Tal vez Teognis y Qohélet guarden, crípticas y
deslumbrantes, algunas respuestas provisionales. Releyéndolos con insistencia,
me ha acabado asaltando la duda de si las alusiones al pesimismo y al nihilismo
de uno y del otro -y a los esfuerzos por invertir su valoración- no sustraen la
intuición más arriesgada y entrevista de su enseñanza. Sobre la
desesperación de Teognis festeja una funesta alegría muy pagana. Bajo la
tristeza de Qohélet alienta una original (des)esperanza bíblica.
El propio concepto de circularidad de la vida humana
que anida en la poética de ambos autores contiene algo simbólicamente irreductible:
cósmico en uno; existencial en el otro. Para Teognis “cada cual tiene una
desgracia distinta, y ningún hombre a quien contempla el sol es completamente
feliz”, de modo que “me divierto gozando de la juventud; pues por largo tiempo
yaceré debajo de la tierra, como una piedra muda, una vez que haya perdido la
vida, y abandonaré la amada luz del sol; y, aunque sea distinguido, ninguna
cosa veré ya”. Teognis invita a beber y a gozar con la mueca de la derrota bien
grabada en la carne. La maldad y la injusticia enseñorean nuestra vida; quizás
baste oponerles una fracasada resistencia íntima como expresión de nuestra dignidad ciudadana.

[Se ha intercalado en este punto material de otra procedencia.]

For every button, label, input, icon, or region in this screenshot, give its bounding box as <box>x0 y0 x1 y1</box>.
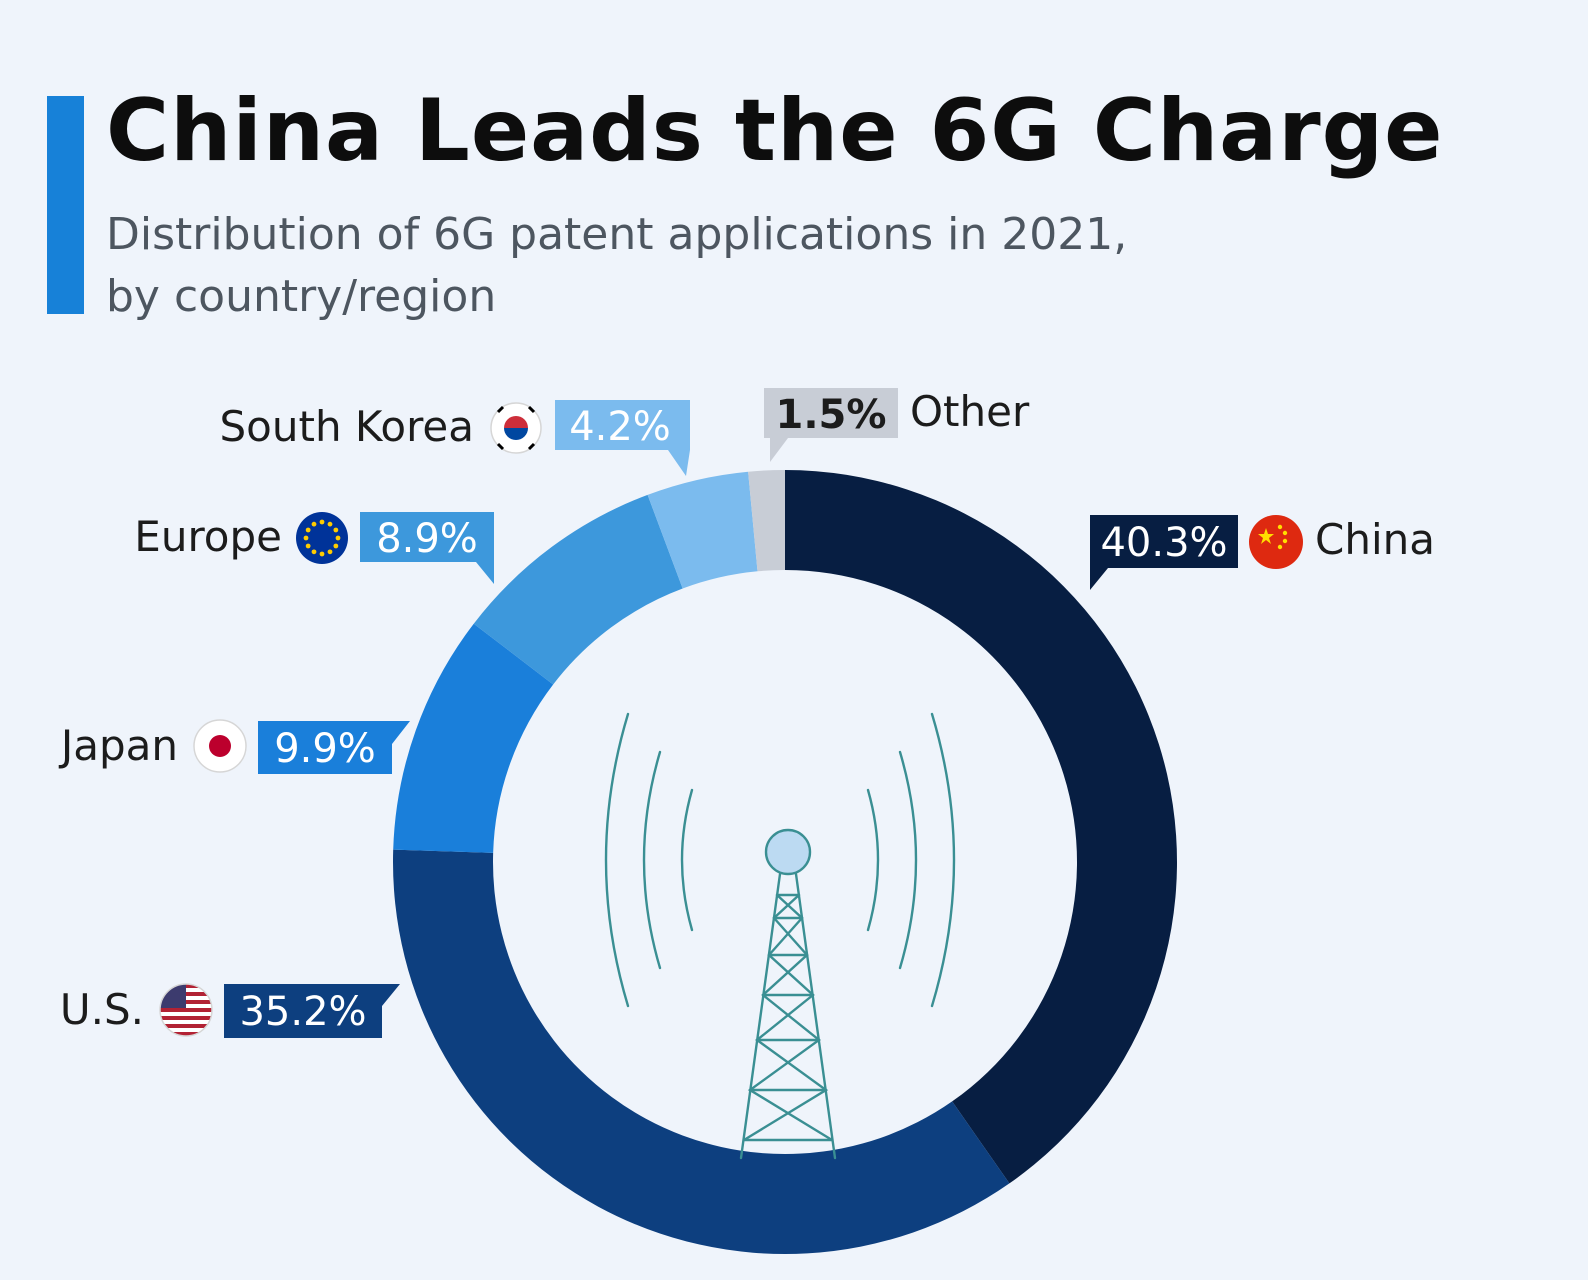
title-accent-bar <box>47 96 84 314</box>
subtitle-line-2: by country/region <box>106 271 497 322</box>
page-title: China Leads the 6G Charge <box>106 81 1444 181</box>
value-box-us <box>224 984 400 1038</box>
value-box-europe <box>360 512 494 584</box>
label-south-korea: 4.2% South Korea <box>220 400 690 476</box>
category-label-china: China <box>1315 515 1435 564</box>
slice-south-korea <box>647 471 758 589</box>
value-label-south-korea: 4.2% <box>569 404 671 450</box>
value-label-us: 35.2% <box>239 989 366 1035</box>
label-other: 1.5% Other <box>764 387 1030 462</box>
value-box-china <box>1090 515 1238 590</box>
eu-flag-icon <box>296 512 348 564</box>
donut-slices <box>393 470 1177 1254</box>
slice-china <box>785 470 1177 1184</box>
japan-flag-icon <box>193 719 247 773</box>
slice-japan <box>393 623 554 853</box>
south-korea-flag-icon <box>490 402 542 454</box>
subtitle-line-1: Distribution of 6G patent applications i… <box>106 209 1128 260</box>
category-label-other: Other <box>910 387 1030 436</box>
value-box-south-korea <box>555 400 690 476</box>
value-box-other <box>764 388 898 462</box>
china-flag-icon <box>1249 515 1303 569</box>
value-label-china: 40.3% <box>1100 520 1227 566</box>
label-us: 35.2% U.S. <box>60 983 400 1038</box>
value-box-japan <box>258 721 410 774</box>
category-label-south-korea: South Korea <box>220 402 474 451</box>
value-label-other: 1.5% <box>776 392 887 438</box>
category-label-japan: Japan <box>58 721 178 770</box>
slice-other <box>748 470 785 572</box>
us-flag-icon <box>159 983 213 1037</box>
cell-tower-icon <box>604 712 956 1160</box>
page-subtitle: Distribution of 6G patent applications i… <box>106 204 1127 328</box>
label-japan: 9.9% Japan <box>58 719 410 774</box>
value-label-europe: 8.9% <box>376 516 478 562</box>
category-label-europe: Europe <box>134 512 282 561</box>
slice-u-s <box>393 849 1010 1254</box>
category-label-us: U.S. <box>60 985 144 1034</box>
slice-europe <box>473 494 683 685</box>
label-europe: 8.9% Europe <box>134 512 494 584</box>
value-label-japan: 9.9% <box>274 726 376 772</box>
label-china: 40.3% China <box>1090 515 1435 590</box>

Quohélet alcanza a comprender que “el único bien del
hombre es disfrutar y pasarlo bien en la vida” porque, previamente, ha
descubierto que “en realidad, nadie se acordará jamás del necio ni del sabio,
ya que en los años venideros todo se olvidará. ¡Tanto el sabio como el necio
morirán! Y así aborrecí la vida, pues encontré malo todo lo que se hace bajo el
sol; que todo es vanidad y caza de viento”. De este modo, la perspectiva de Qohélet
radicaliza y desestabiliza hasta la constatación de Teognis sobre la fugaz
provisionalidad de cualquiera de nuestras constitutivas relaciones politeicas que el admirado Gregorio Luri
define en función de los ecosistemas políticos concretos en los que es necesario que la
vida humana se desenvuelva. Sólo así, a juicio de Qohélet, sería posible zafarse
de la aporía angustiosa de nuestra existencia. En medio de de sus fatigas es
preciso que el hombre coma, beba y se regale porque en esta vanidad brilla el
don de Dios: “Comprendí que todo lo que hizo Dios durará por siempre: nada se
puede añadir ni restar. Y así hace Dios que lo teman”.
"Zeus querido, asombrado me tienes. Pues tú a todos
gobiernas con gloria y enorme poder personal.

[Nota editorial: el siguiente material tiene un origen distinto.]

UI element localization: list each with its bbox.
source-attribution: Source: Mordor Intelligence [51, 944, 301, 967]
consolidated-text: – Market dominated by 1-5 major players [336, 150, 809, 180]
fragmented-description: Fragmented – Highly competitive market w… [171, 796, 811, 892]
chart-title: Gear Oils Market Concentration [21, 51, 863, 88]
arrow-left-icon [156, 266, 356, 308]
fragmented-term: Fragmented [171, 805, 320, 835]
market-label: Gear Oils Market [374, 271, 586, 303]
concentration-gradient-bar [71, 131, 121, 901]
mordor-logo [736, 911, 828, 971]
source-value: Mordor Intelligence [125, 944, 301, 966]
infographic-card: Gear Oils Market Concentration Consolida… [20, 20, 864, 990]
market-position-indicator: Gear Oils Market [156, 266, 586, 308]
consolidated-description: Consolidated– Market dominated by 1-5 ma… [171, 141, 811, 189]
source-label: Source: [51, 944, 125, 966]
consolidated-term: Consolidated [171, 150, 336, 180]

Bien conoces la mente y el ánimo de uno y otro hombre,
tuyo es el dominio supremo de todas las cosas, oh rey.
¿Cómo, entonces, oh Crónida, decide tu mente otorgar
un mismo destino a los hombres malvados y al justo,
tanto si el ánimo humano se goza en lo recto, o bien
al exceso se da, cumpliendo los hombres injustas acciones?
¿Nada ha dejado el destino prescrito a los hombres,
ni siquiera un camino a seguir que agradara a los dioses?".
(Teognis de Mégara, Elegías I, vv. 378-387)
"Anda, come tu pan con alegría y bebe contento tu vino, porque Dios ha aceptado ya tus obras. Lleva siempre vestidos blancos, y no falte el perfume en tu cabeza, disfruta de la vida con la mujer que amas, mientras dure esta vana existencia que te ha sido concedida bajo el sol. Esa es tu parte en la vida y en los afanes con que te afanas bajo el sol. Todo lo que esté a tu alcance, hazlo mientras puedas, pues no hay conocer ni saber en el Abismo adonde te encaminas".
(Ecl. 9, 7-10)
A punto de entrar en la abismal semana de Jerusalén, Atenas (o Mégara) sigue cuestionando el destino del Hombre. ¡Hosanna!